Всех приговоренных текущего месяца казнят в один и тот же день; на заре их отправляют к пропасти, над которой находится твой приют, и там тот же чиновник, в сопровождении нескольких подчиненных, читает акт, объясняющий казнь и перечисляющий имена «лишних» людей, которых сопровождают их близкие. Затем им дают приводящий в бесчувственное состояние напиток и бросают в пропасть.

– Какой ужас! Пропасть эта должна быть почти наполнена, если в нее веками бросают столько жертв?

– О, нет! Поток, шум которого ты слышишь на дне пропасти, падает в бездонную, по-видимому, расщелину и уносит туда трупы. Впрочем, брат Супрамати, ты будешь иметь случай увидать все это и лично, потому что подобная казнь назначена завтра на заре.

Супрамати задумался и молчал.

– И неужели никогда ни одна мать не возмущалась, не восставала против такого ужаса? – спросил он наконец.

– Что поделаешь? Все подчинены и должны покоряться закону, не исключая самого короля. Бывают, конечно, стоны и слезы, но на открытое сопротивление никто не решается.

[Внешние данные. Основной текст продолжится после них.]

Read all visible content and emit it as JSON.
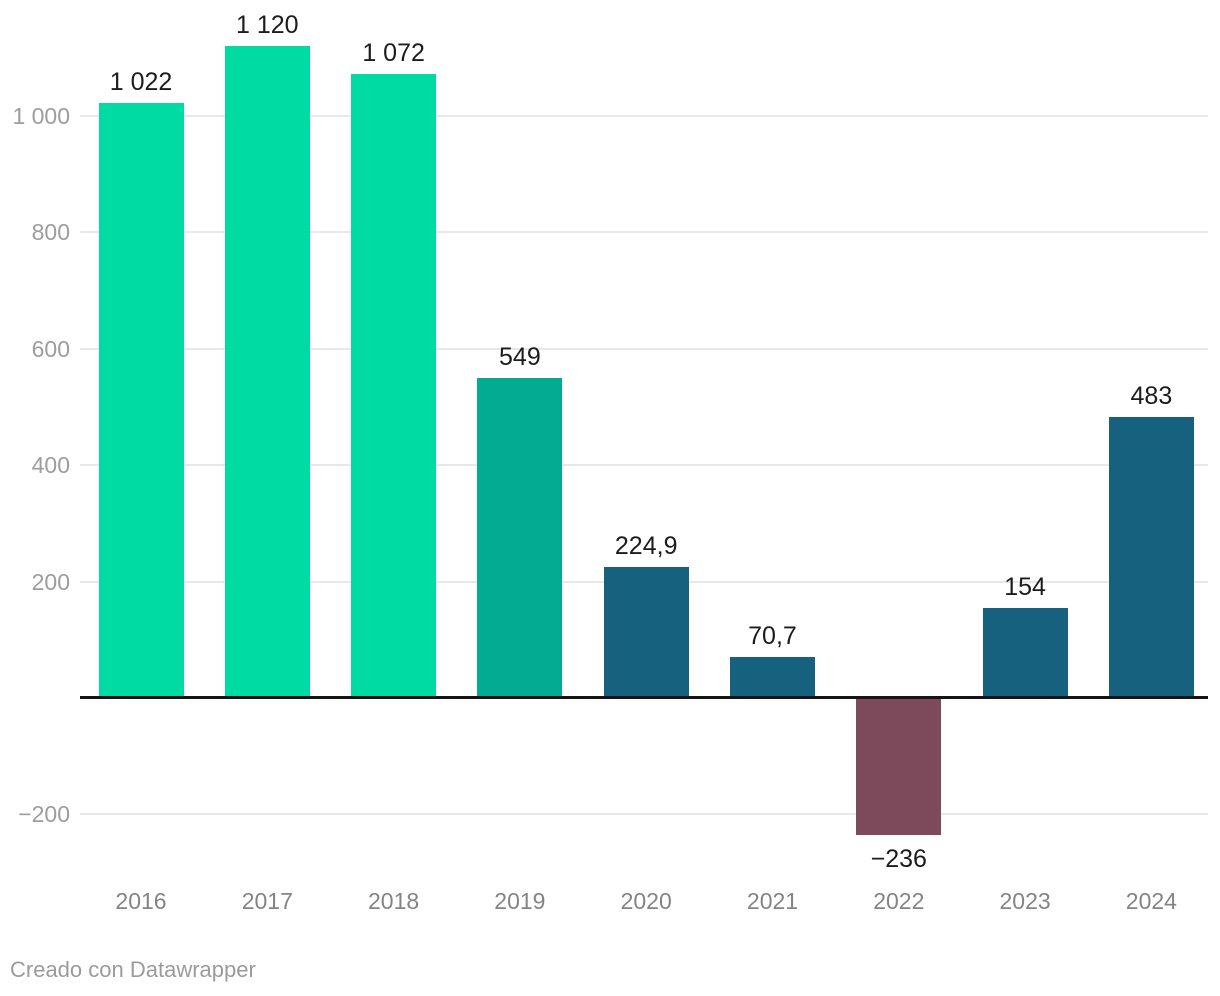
{
  "chart_data": {
    "type": "bar",
    "categories": [
      "2016",
      "2017",
      "2018",
      "2019",
      "2020",
      "2021",
      "2022",
      "2023",
      "2024"
    ],
    "values": [
      1022,
      1120,
      1072,
      549,
      224.9,
      70.7,
      -236,
      154,
      483
    ],
    "value_labels": [
      "1 022",
      "1 120",
      "1 072",
      "549",
      "224,9",
      "70,7",
      "−236",
      "154",
      "483"
    ],
    "bar_colors": [
      "#00dba4",
      "#00dba4",
      "#00dba4",
      "#04ab93",
      "#16617d",
      "#16617d",
      "#7d4a5b",
      "#16617d",
      "#16617d"
    ],
    "title": "",
    "xlabel": "",
    "ylabel": "",
    "ylim": [
      -280,
      1200
    ],
    "grid": true,
    "legend": false,
    "y_axis": {
      "ticks": [
        {
          "value": 1000,
          "label": "1 000"
        },
        {
          "value": 800,
          "label": "800"
        },
        {
          "value": 600,
          "label": "600"
        },
        {
          "value": 400,
          "label": "400"
        },
        {
          "value": 200,
          "label": "200"
        },
        {
          "value": -200,
          "label": "−200"
        }
      ],
      "zero_line": true
    }
  },
  "footer": {
    "credit": "Creado con Datawrapper"
  },
  "colors": {
    "green": "#00dba4",
    "teal": "#04ab93",
    "dark_blue": "#16617d",
    "negative_maroon": "#7d4a5b",
    "gridline": "#e8e8e8",
    "zero_line": "#151515",
    "value_label": "#1c1c1c",
    "category_label": "#848484",
    "axis_tick_label": "#9d9d9d",
    "credit_text": "#9b9b9b",
    "background": "#ffffff"
  }
}
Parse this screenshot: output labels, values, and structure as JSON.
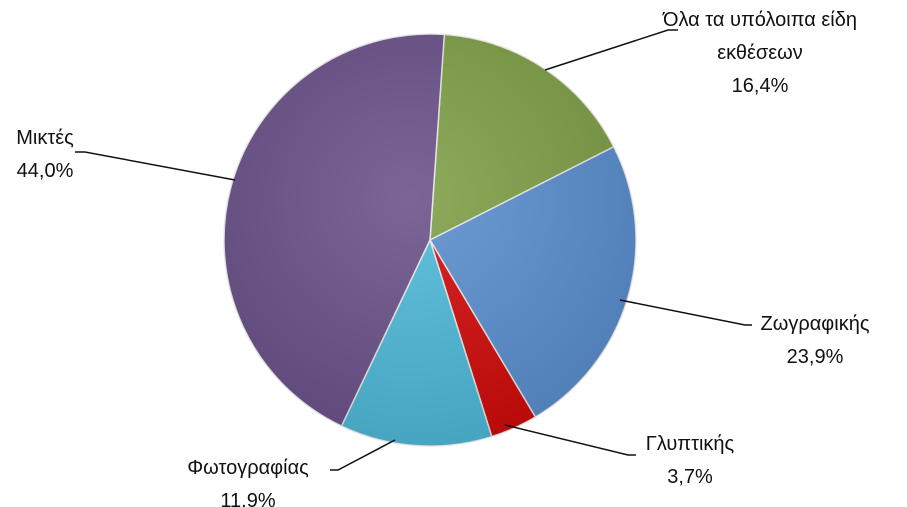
{
  "chart_data": {
    "type": "pie",
    "categories": [
      "Όλα τα υπόλοιπα είδη εκθέσεων",
      "Ζωγραφικής",
      "Γλυπτικής",
      "Φωτογραφίας",
      "Μικτές"
    ],
    "values": [
      16.4,
      23.9,
      3.7,
      11.9,
      44.0
    ],
    "value_labels": [
      "16,4%",
      "23,9%",
      "3,7%",
      "11,9%",
      "44,0%"
    ],
    "colors": [
      "#7f9f46",
      "#5a8ecf",
      "#d10a0a",
      "#4db9d8",
      "#6a5089"
    ]
  }
}
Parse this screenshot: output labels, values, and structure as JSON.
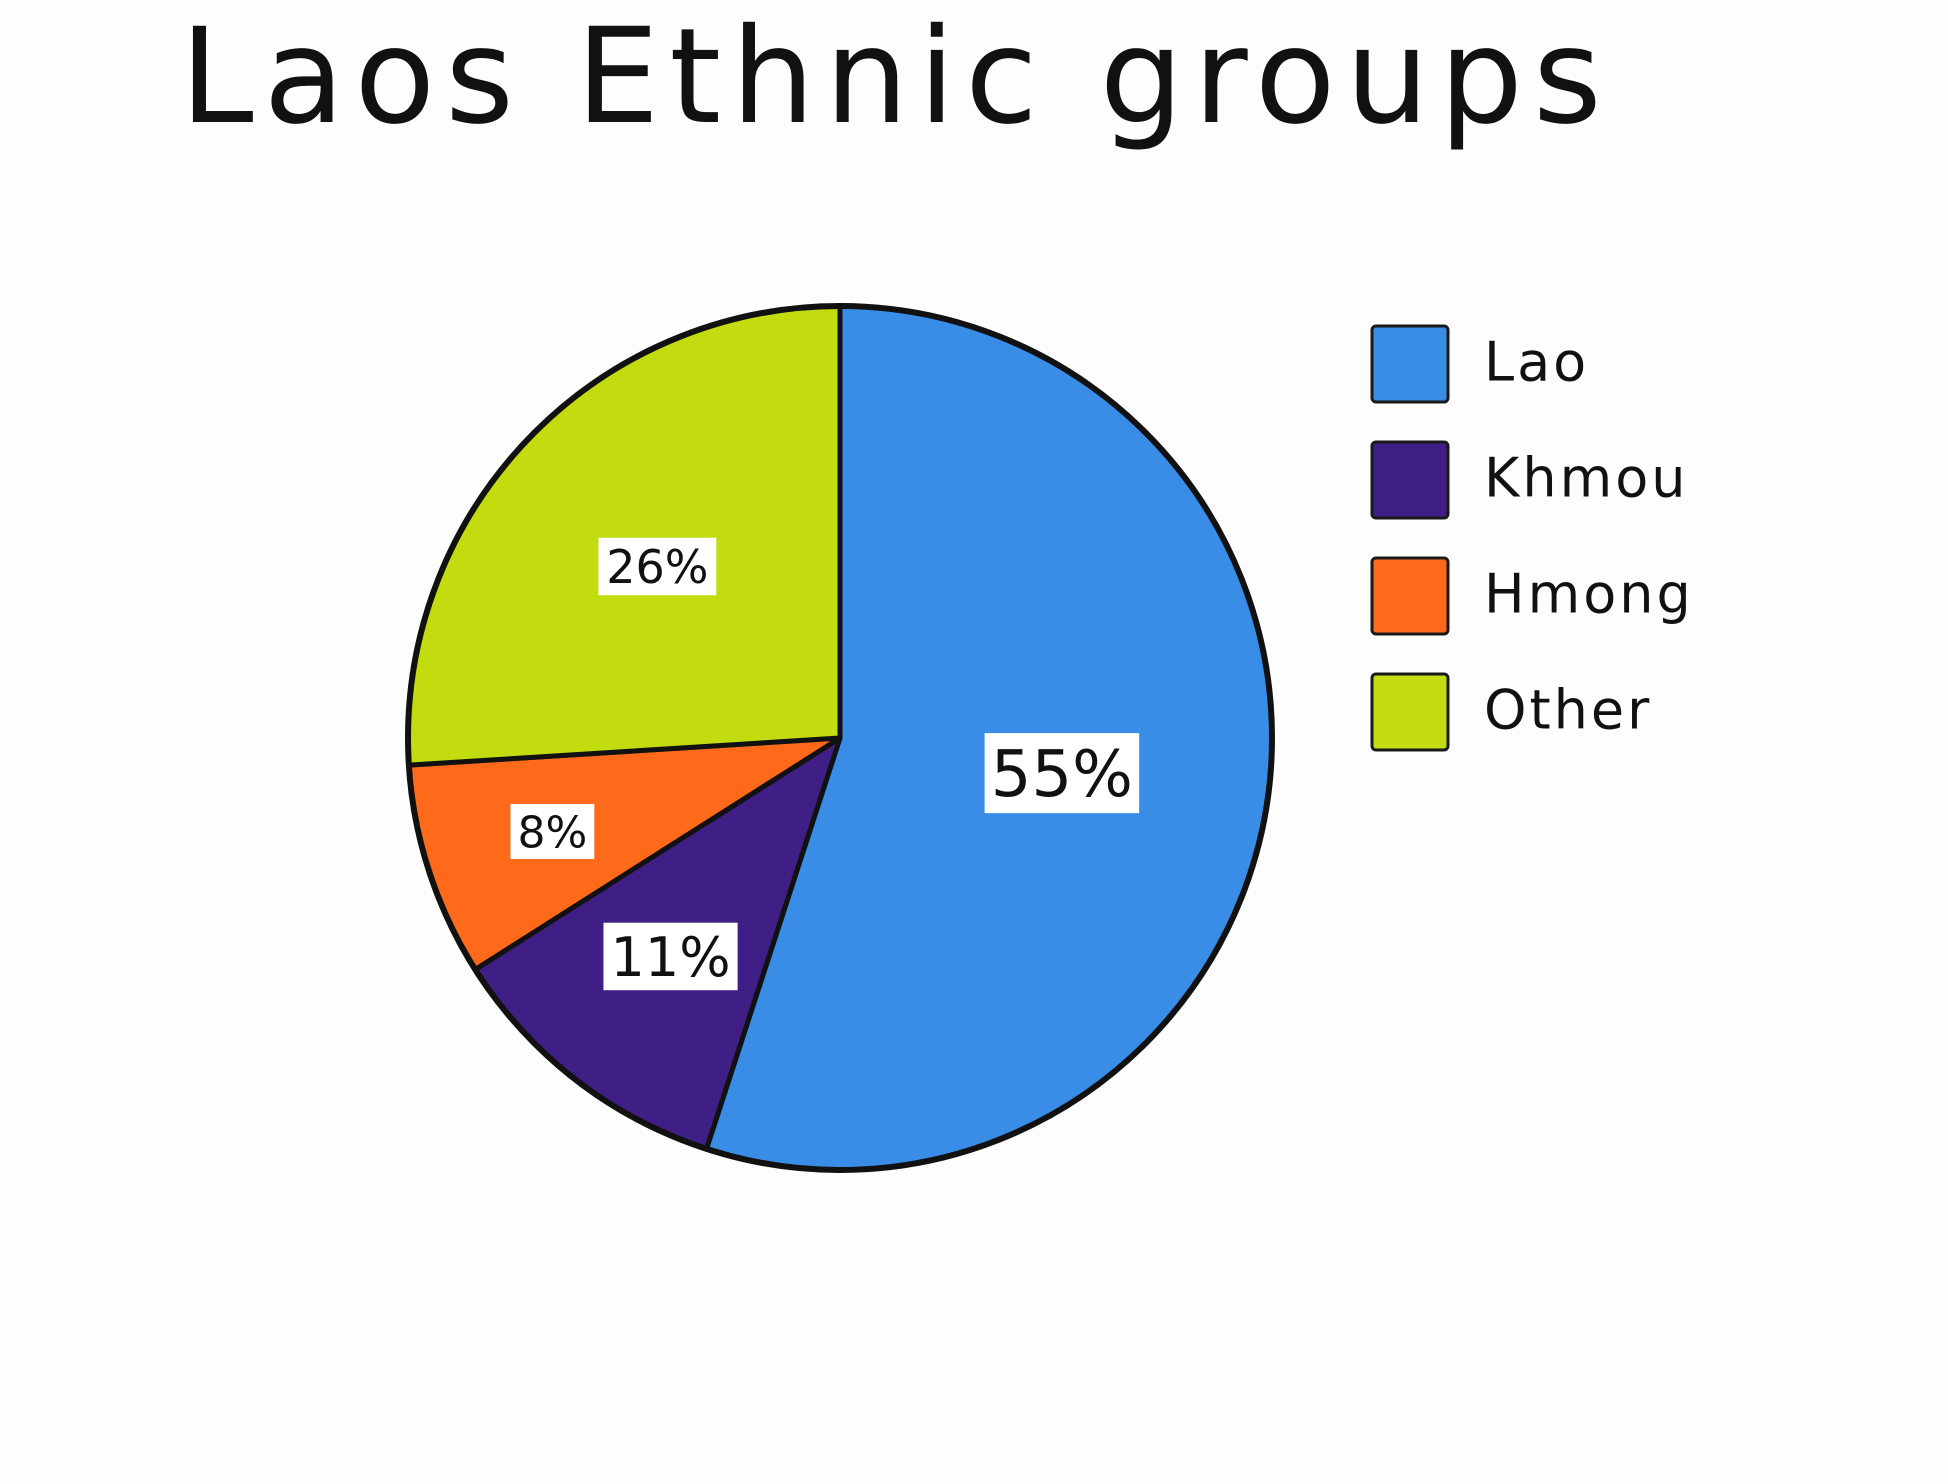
{
  "chart_data": {
    "type": "pie",
    "title": "Laos Ethnic groups",
    "categories": [
      "Lao",
      "Khmou",
      "Hmong",
      "Other"
    ],
    "values": [
      55,
      11,
      8,
      26
    ],
    "labels": [
      "55%",
      "11%",
      "8%",
      "26%"
    ],
    "colors": [
      "#3a8de6",
      "#3f1f86",
      "#ff6a1a",
      "#c2dc10"
    ],
    "legend_position": "right"
  }
}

– Но если у вас так суровы с больными потому только, что они «лишние», то какая же кара установлена для преступников? – спросил Супрамати по дороге к пещере.

Сарта рассмеялся.

– С ними еще меньше церемонятся. Виновные в государственных преступлениях, в убийстве людей полезных, в похищении денег, предназначавшихся на общественные дела, вешаются по приговору краткого суда. Что же касается бродяг, мошенников, попрошаек и вообще людей, которые вышли из состава общества и не трудятся, а хотят жить за чужой счет, – тех спроваживают в пустынные области; а затем, хотя и нет собственно распоряжения истреблять их, но если бы и произошел такой «случай», то виновный обыкновенно не разыскивается и потому наказанию не подлежит.

– Какое плачевное положение вещей! – с грустью заметил Супрамати. – Буду молить Бога поддержать меня, чтобы я был в состоянии рассеять мрак и направить на путь совершенствования эти заблудшие души.